Which of the following could be the lengths of the sides of a triangle?
A. 1, 3, and 4 units
B. 2, 3, and 6 units
C. 4, 4.5, and 5 units
D. 3.5, 4.5, and 8 units
This is on my STAAR packet for extra credit so please help ASAP!!!!!
Not A, you can make a straight line
Not B, 2+3 is shorter than 6
no problem with 4, 4.5 and 5
D is exactly the same problem as A, straight line
So, it's C, right?
Well, of course it is up to you. That just happens to be my pick.
Get a compass and ruler and try to draw them all :)
Ok, thanks for your help!
To determine which of the given options could be the lengths of the sides of a triangle, we need to apply the triangle inequality theorem. According to this theorem, the sum of the lengths of any two sides of a triangle must be greater than the length of the third side.

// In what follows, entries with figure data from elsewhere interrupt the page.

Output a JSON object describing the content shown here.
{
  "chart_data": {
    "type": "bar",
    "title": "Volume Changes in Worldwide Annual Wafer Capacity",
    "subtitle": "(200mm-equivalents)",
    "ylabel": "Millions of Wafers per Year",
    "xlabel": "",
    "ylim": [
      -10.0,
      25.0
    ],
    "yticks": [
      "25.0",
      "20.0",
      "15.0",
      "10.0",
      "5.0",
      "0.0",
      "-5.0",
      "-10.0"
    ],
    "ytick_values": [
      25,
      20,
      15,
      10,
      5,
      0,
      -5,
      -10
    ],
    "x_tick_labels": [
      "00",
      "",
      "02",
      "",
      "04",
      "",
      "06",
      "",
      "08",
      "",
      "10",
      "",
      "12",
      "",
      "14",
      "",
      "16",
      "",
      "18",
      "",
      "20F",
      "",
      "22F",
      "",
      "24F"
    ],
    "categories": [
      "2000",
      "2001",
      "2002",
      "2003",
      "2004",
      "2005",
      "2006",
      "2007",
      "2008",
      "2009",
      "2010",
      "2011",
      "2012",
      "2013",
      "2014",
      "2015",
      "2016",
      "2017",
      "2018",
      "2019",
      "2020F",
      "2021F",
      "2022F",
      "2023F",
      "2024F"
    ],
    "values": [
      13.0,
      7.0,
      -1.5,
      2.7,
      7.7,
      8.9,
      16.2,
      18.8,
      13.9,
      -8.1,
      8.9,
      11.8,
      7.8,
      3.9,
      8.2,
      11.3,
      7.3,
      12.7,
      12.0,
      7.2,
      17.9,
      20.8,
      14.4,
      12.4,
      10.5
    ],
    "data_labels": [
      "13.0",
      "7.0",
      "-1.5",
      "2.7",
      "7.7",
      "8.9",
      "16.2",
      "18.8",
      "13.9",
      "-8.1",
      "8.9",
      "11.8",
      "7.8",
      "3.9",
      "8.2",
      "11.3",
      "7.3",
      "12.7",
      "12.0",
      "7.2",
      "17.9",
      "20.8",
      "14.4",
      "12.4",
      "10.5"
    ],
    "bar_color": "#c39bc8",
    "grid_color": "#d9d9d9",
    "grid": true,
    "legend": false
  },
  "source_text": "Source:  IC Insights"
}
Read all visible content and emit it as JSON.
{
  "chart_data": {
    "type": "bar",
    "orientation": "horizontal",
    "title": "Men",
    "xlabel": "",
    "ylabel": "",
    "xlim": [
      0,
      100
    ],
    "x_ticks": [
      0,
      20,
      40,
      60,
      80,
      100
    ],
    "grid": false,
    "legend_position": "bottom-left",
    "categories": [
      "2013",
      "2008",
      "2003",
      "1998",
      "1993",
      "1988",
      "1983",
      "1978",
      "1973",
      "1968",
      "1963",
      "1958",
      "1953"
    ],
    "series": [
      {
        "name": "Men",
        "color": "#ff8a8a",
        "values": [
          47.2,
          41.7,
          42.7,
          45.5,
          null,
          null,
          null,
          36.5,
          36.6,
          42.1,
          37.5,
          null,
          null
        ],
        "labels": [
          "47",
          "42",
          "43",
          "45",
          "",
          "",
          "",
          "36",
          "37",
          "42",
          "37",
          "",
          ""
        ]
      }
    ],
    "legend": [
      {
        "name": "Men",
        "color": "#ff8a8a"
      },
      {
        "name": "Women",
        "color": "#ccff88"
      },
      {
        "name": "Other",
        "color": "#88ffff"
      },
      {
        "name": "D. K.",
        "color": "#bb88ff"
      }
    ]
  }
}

Let's go through each option and see if it satisfies the triangle inequality theorem:
A. 1, 3, and 4 units:
The sum of the two shorter sides (1 + 3 = 4) is equal to the length of the longest side (4). This means it could form a degenerate triangle, where the three sides lie on the same line.
B. 2, 3, and 6 units:
The sum of the two shorter sides (2 + 3 = 5) is less than the length of the longest side (6). So, this option does not satisfy the triangle inequality theorem.
C. 4, 4.5, and 5 units:
The sum of the two shorter sides (4 + 4.5 = 8.5) is greater than the length of the longest side (5). This option satisfies the triangle inequality theorem.
D. 3.5, 4.5, and 8 units:
The sum of the two shorter sides (3.5 + 4.5 = 8) is equal to the length of the longest side (8). This could form a degenerate triangle as well.
Based on the triangle inequality theorem, option C (4, 4.5, and 5 units) is the only set of lengths that could form a valid triangle. Therefore, the correct answer is C.